Summary of common commands for visiting grab web pages by python
- 2020-05-27 06:32:41
- OfStack
python visits the common command to crawl web pages
Simple crawling of web pages:
import urllib.request
url="http://google.cn/"
response=urllib.request.urlopen(url) # Return file object
page=response.read()
Save URL as a local file directly:
import urllib.request
url="http://google.cn/"
response=urllib.request.urlopen(url) # Return file object
page=response.read()
POST way:
import urllib.parse
import urllib.request
url="http://liuxin-blog.appspot.com/messageboard/add"

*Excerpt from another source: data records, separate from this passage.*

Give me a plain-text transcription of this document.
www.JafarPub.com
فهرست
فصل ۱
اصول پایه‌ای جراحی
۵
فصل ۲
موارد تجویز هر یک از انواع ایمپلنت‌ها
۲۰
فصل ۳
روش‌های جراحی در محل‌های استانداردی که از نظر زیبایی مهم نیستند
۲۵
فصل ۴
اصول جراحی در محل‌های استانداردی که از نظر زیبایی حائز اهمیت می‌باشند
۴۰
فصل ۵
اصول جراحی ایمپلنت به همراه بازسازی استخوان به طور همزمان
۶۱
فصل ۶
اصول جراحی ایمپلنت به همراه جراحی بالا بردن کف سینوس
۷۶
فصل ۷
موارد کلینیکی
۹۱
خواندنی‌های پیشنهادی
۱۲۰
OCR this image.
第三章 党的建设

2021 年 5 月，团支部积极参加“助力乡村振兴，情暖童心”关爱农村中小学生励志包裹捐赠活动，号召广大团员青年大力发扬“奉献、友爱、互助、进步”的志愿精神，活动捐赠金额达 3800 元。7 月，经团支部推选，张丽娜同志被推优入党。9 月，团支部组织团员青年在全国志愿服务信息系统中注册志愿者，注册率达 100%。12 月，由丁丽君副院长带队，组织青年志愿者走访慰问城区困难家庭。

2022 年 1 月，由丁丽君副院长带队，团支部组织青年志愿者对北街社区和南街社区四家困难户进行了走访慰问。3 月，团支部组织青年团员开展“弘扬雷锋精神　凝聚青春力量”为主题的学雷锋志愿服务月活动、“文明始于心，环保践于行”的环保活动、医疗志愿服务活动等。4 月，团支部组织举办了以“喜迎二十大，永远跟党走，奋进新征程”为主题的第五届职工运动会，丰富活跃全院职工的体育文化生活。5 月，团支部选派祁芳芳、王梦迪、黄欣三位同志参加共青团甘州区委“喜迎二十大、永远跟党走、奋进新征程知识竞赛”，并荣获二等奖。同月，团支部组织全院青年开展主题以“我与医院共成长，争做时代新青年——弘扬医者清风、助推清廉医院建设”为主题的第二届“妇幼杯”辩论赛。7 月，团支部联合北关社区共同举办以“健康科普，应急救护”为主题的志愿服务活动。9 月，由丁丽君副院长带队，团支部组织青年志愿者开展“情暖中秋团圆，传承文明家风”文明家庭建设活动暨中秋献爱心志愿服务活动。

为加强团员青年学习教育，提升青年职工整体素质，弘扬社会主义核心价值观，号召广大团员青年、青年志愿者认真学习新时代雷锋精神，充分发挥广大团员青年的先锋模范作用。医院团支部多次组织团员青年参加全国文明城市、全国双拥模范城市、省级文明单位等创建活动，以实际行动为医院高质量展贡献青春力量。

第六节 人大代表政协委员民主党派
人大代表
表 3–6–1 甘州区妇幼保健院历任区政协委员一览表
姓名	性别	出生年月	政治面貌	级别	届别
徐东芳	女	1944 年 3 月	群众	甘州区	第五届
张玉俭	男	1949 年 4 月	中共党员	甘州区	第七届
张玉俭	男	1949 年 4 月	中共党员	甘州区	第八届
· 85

values={"content":" The command line issues a web request test "}
data=urllib.parse.urlencode(values)
# Create the request object
req=urllib.request.Request(url,data)
# Get the data returned by the server
response=urllib.request.urlopen(req)
# Process the data
page=response.read()
GET way:
import urllib.parse
import urllib.request
url="http://www.google.cn/webhp"
values={"rls":"ig"}
data=urllib.parse.urlencode(values)
theurl=url+"?"+data
# Create the request object
req=urllib.request.Request(theurl)
# Get the data returned by the server
response=urllib.request.urlopen(req)
# Process the data
page=response.read()
There are two common methods,geturl(),info()
geturl() is set to tell if there is a server-side url redirect, while info() contains information for series 1.
encode() encoding and dencode() decoding will be used in the processing of Chinese problems:
Thank you for reading, I hope to help you, thank you for your support of this site!